I want to be helpful, kind, and compassionate. I also want to be thankful, grateful, and look on that damn bright side. Truly. But I also want to be honest, courageous, and strong. Sometimes that involves facing your own pain first. THEN you can safely help the passenger in the seat next to you put on their oxygen mask.

I might have stolen that last sentence from some other blogger's recent blog. It sounds disturbingly familiar. If I have stolen your thought and you read this, please comment so you can take credit for it. I will apologize. It will assuage my guilt.

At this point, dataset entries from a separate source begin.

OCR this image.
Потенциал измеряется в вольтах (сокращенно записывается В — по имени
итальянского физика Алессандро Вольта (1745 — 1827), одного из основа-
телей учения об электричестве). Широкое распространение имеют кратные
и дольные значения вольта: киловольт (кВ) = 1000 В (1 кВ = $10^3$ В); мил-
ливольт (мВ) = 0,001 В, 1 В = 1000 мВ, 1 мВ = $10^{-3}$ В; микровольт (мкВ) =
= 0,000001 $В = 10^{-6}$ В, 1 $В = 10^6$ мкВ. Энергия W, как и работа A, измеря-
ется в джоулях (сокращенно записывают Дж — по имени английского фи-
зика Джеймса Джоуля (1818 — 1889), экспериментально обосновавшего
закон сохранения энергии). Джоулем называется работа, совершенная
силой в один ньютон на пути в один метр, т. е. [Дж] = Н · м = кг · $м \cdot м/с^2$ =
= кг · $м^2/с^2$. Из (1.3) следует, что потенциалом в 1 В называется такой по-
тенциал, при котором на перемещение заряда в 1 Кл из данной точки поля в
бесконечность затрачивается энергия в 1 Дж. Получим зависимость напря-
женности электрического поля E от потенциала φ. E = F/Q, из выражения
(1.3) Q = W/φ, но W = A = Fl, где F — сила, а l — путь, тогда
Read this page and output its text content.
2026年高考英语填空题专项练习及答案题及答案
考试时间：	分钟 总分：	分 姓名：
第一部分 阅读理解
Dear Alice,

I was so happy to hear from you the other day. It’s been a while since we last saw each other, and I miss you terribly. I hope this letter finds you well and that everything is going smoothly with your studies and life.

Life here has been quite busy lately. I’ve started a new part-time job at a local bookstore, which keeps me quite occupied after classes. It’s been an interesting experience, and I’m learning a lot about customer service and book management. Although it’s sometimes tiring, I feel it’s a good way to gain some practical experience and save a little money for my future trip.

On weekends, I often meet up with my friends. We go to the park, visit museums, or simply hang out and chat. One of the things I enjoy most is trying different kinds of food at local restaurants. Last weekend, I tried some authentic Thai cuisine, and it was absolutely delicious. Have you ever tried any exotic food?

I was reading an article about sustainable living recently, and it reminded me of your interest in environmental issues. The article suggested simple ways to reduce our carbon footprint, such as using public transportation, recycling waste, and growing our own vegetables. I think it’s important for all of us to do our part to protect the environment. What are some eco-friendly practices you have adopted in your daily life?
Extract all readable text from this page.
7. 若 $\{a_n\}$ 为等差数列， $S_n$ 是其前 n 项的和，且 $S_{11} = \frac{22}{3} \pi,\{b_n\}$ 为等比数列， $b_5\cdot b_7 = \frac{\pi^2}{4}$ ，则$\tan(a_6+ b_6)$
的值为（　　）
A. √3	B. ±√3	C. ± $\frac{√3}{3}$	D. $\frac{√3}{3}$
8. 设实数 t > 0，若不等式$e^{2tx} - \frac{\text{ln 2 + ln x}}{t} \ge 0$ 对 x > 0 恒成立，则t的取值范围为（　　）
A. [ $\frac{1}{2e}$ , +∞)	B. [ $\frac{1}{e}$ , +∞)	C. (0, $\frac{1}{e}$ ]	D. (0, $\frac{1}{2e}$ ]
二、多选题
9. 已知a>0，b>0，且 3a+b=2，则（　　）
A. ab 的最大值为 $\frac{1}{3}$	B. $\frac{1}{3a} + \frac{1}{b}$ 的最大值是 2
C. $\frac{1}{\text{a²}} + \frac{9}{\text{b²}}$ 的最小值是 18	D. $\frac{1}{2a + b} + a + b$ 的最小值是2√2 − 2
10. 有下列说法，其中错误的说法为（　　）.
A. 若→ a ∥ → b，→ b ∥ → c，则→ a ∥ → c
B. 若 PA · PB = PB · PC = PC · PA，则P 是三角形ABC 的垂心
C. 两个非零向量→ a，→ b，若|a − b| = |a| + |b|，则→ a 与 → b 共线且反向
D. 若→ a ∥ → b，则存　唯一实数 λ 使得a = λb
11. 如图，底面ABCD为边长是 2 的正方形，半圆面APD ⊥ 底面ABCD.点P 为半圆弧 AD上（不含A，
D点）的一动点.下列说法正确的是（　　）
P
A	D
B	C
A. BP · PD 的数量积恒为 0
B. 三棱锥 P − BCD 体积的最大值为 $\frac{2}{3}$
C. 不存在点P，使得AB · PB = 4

Sometimes I think Jiminy Cricket was just a nagging, chirping grasshopper

Thursday, November 3, 2016

Cubs Win!!!!

I am a sucker for the underdog.  Here is my litany for this morning:

I believe in magic 
I believe in grace
I believe in mathematics and the laws of probability
I believe in hard work and determination
I believe that curses can be overcome
I believe that hope abounds 
I believe I will never call them "The Lovable Losers" again 


I wish my Mom was still alive and could have watched that game last night.  The Cubs used to make her so mad, but she never gave up on them.